Android di nuovo nel mirino dell'Unione Europea

Possibile nuovo caso europeo per Google: a finire nel mirino dell'antitrust potrebbe essere questa volta, in modo specifico, il sistema operativo Android.
Possibile nuovo caso europeo per Google: a finire nel mirino dell'antitrust potrebbe essere questa volta, in modo specifico, il sistema operativo Android.

Sono comparse sulle pagine di Bloomberg alcune indiscrezioni (attribuite a fonti non rivelate, ma ritenute affidabili), in merito ad un nuovo possibile caso aperto dall’antitrust europea nei confronti di Google. A finire nel mirino, questa volta, sarebbe il sistema operativo Android. Utilizzare il condizionale al momento è d’obbligo, in quanto non sono giunte conferme ufficiali dalle parti in causa.

Stando a quanto trapelato, ad alcuni concorrenti (non meglio specificati) del gruppo di Mountain View sarebbe stato chiesto di rimuovere informazioni riservate e segreti industriali legati al proprio business dai documenti inviati all’authority, così da poterne preparare una versione non confidenziale da mostrare a Google in seguito ad una comunicazione formale. La vicenda potrebbe andare ad affiancarsi a quelle che, nel vecchio continente, vedono già sotto la lente dell’antitrust il servizio di bigG per la comparazione dei prodotti venduti online e le modalità di versamento delle imposte nei paesi (Italia compresa) dove il gruppo opera generando profitti.

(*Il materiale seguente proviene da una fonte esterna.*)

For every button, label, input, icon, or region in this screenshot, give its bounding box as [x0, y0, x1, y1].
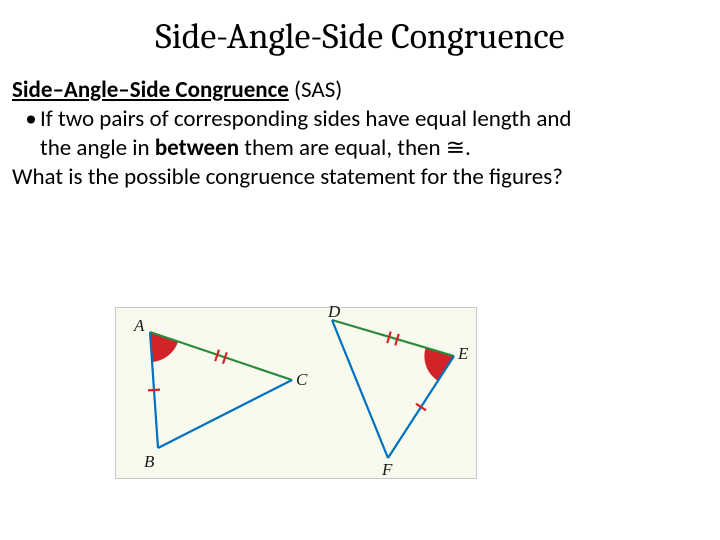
sas-heading-bold: Side–Angle–Side Congruence: [12, 76, 289, 104]
label-a: A: [134, 316, 144, 336]
triangle-svg: [116, 308, 476, 478]
side-bc: [158, 380, 292, 448]
side-df: [332, 320, 388, 458]
bullet-line2c: them are equal, then ≅.: [239, 134, 471, 162]
body-text: Side–Angle–Side Congruence (SAS) • If tw…: [12, 76, 708, 192]
bullet-line1: If two pairs of corresponding sides have…: [40, 105, 572, 133]
slide-title: Side-Angle-Side Congruence: [90, 16, 630, 57]
bullet-line2a: the angle in: [40, 134, 155, 162]
bullet-item: • If two pairs of corresponding sides ha…: [12, 105, 708, 163]
label-e: E: [458, 344, 468, 364]
sas-heading-line: Side–Angle–Side Congruence (SAS): [12, 76, 708, 105]
sas-heading-tail: (SAS): [289, 76, 342, 104]
tick-ef: [416, 404, 426, 411]
bullet-line2-bold: between: [155, 134, 239, 162]
bullet-text: If two pairs of corresponding sides have…: [40, 105, 708, 163]
question-line: What is the possible congruence statemen…: [12, 163, 708, 192]
bullet-marker: •: [22, 105, 40, 134]
label-d: D: [328, 302, 340, 322]
label-b: B: [144, 452, 154, 472]
side-de: [332, 320, 454, 356]
triangle-figure: A B C D E F: [115, 307, 477, 479]
slide: { "title": { "text": "Side-Angle-Side Co…: [0, 0, 720, 540]
tick-ab: [148, 390, 160, 391]
label-c: C: [296, 370, 307, 390]
label-f: F: [382, 460, 392, 480]
side-ac: [150, 332, 292, 380]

Interpellati sull’argomento dalla redazione di Bloomberg, sia Al Verney (portavoce di Google a Bruxelles) che Ricardo Cardono (rappresentante della Commissione Europea), non hanno rilasciato commenti in merito ad un nuovo caso riguardante Android.

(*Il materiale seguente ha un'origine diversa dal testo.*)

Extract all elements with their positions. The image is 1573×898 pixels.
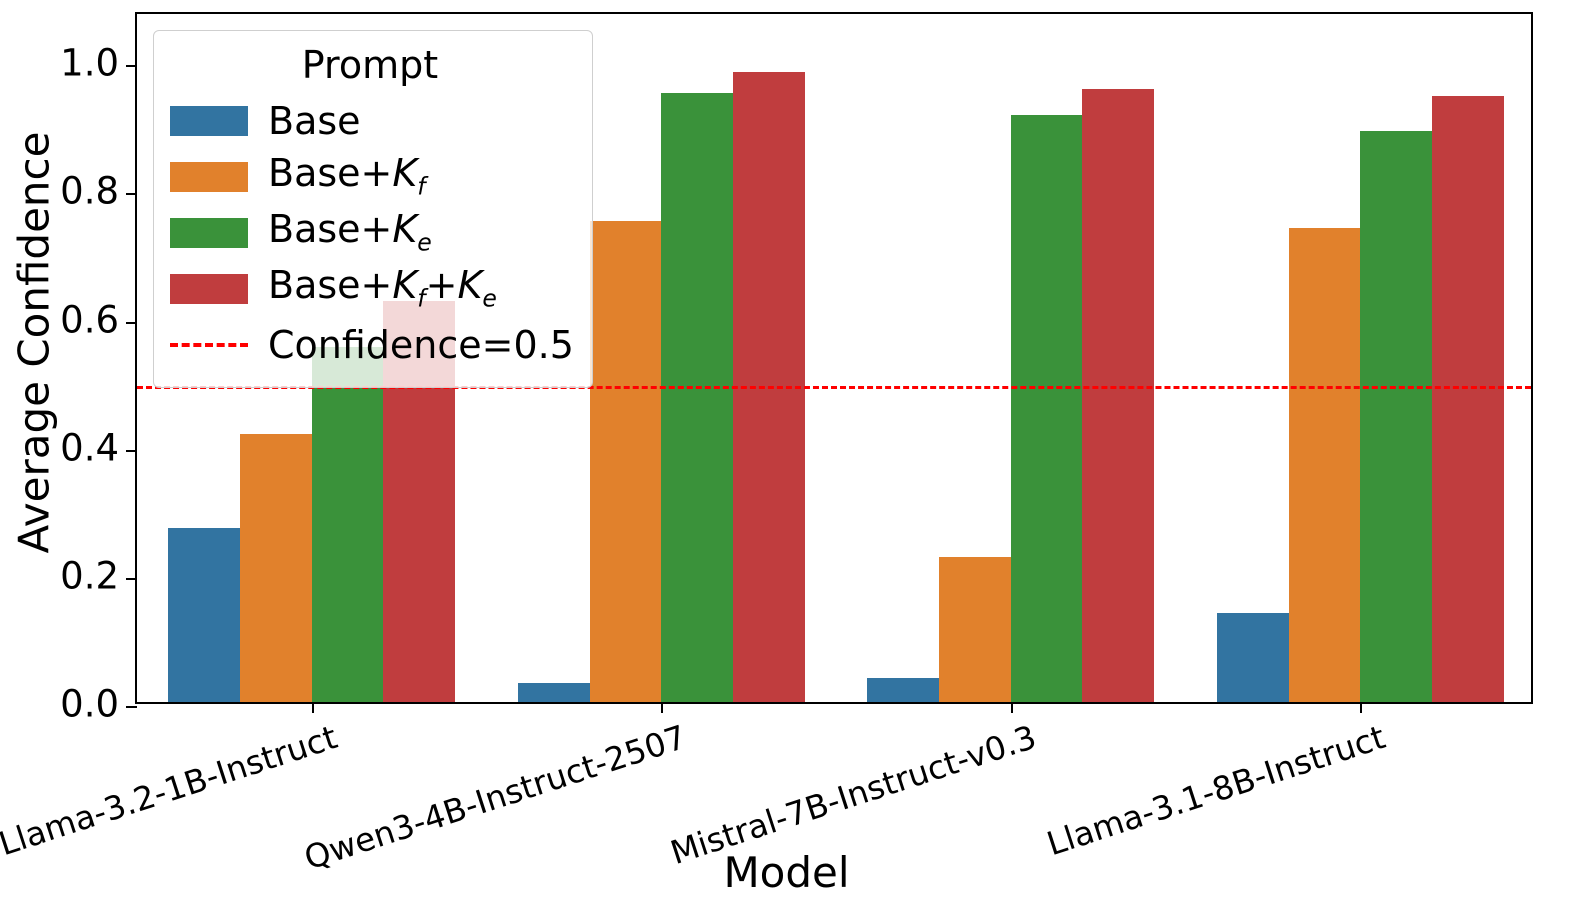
y-tick-mark xyxy=(126,706,137,708)
bar xyxy=(589,221,662,702)
legend-item-label: Base+Kf+Ke xyxy=(268,263,497,314)
x-tick-mark xyxy=(311,702,314,713)
x-tick-mark xyxy=(661,702,664,713)
legend-item-label: Base+Kf xyxy=(268,151,426,202)
bar xyxy=(661,92,733,702)
y-tick-label: 0.2 xyxy=(60,554,119,598)
y-axis-tick-labels: 0.0 0.2 0.4 0.6 0.8 1.0 xyxy=(0,0,135,723)
bar-group xyxy=(1186,14,1532,702)
bars-layer xyxy=(137,14,1531,702)
legend: Prompt Base Base+Kf Base+Ke Base+Kf+Ke Confi… xyxy=(153,30,593,388)
legend-item[interactable]: Confidence=0.5 xyxy=(170,317,574,373)
legend-title: Prompt xyxy=(301,43,439,87)
y-tick-label: 0.8 xyxy=(60,169,119,213)
bar xyxy=(1216,612,1289,702)
bar xyxy=(168,527,241,702)
y-tick-label: 0.4 xyxy=(60,426,119,470)
legend-color-swatch-icon xyxy=(170,274,248,304)
x-axis-title: Model xyxy=(723,848,850,897)
bar-group xyxy=(137,14,487,702)
legend-item-label: Confidence=0.5 xyxy=(268,323,574,367)
legend-dashed-line-icon xyxy=(170,343,248,347)
y-axis-title: Average Confidence xyxy=(9,131,59,554)
y-tick-mark xyxy=(126,193,137,196)
legend-item-label: Base+Ke xyxy=(268,207,432,258)
y-tick-label: 1.0 xyxy=(60,41,119,85)
y-tick-mark xyxy=(126,321,137,324)
bar xyxy=(1010,115,1083,702)
bar xyxy=(311,347,384,702)
x-tick-mark xyxy=(1010,702,1013,713)
legend-item[interactable]: Base+Kf+Ke xyxy=(170,261,574,317)
bar xyxy=(939,557,1011,702)
confidence-threshold-line xyxy=(137,385,1531,389)
bar-group xyxy=(836,14,1186,702)
y-tick-label: 0.6 xyxy=(60,298,119,342)
legend-item-label: Base xyxy=(268,99,361,143)
legend-color-swatch-icon xyxy=(170,218,248,248)
bar xyxy=(1431,95,1504,702)
x-tick-mark xyxy=(1360,702,1363,713)
legend-color-swatch-icon xyxy=(170,162,248,192)
legend-item[interactable]: Base+Kf xyxy=(170,149,574,205)
y-tick-mark xyxy=(126,577,137,580)
plot-area: Prompt Base Base+Kf Base+Ke Base+Kf+Ke Confi… xyxy=(126,12,1533,713)
bar xyxy=(240,434,312,702)
legend-item[interactable]: Base xyxy=(170,93,574,149)
bar xyxy=(1360,131,1432,702)
y-tick-label: 0.0 xyxy=(60,682,119,726)
legend-color-swatch-icon xyxy=(170,106,248,136)
legend-item[interactable]: Base+Ke xyxy=(170,205,574,261)
y-tick-mark xyxy=(126,65,137,68)
bar xyxy=(1288,227,1361,702)
legend-rows: Base Base+Kf Base+Ke Base+Kf+Ke Confidence=0… xyxy=(170,93,574,373)
bar xyxy=(1082,88,1155,702)
y-tick-mark xyxy=(126,449,137,452)
bar xyxy=(867,678,940,702)
bar xyxy=(517,683,590,702)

Il sistema operativo del robottino verde è già stato oggetto in passato di analisi da parte degli organi europei che vigilano sulla libera concorrenza nel mercato. Lo scorso anno sono stati presi in esame gli accordi siglati tra il gruppo californiano e i partner OEM che si occupano della produzione dei dispositivi, per capire nel dettaglio quali sono le modalità che portano a garantire la presenza delle applicazioni (Ricerca, Maps, YouTube, Gmail ecc.) e servizi Google preinstallati sugli smartphone e sui tablet commercializzati. L’obiettivo è capire se questo comporta una penalizzazione per gli sviluppatori indipendenti e per quelli di terze parti.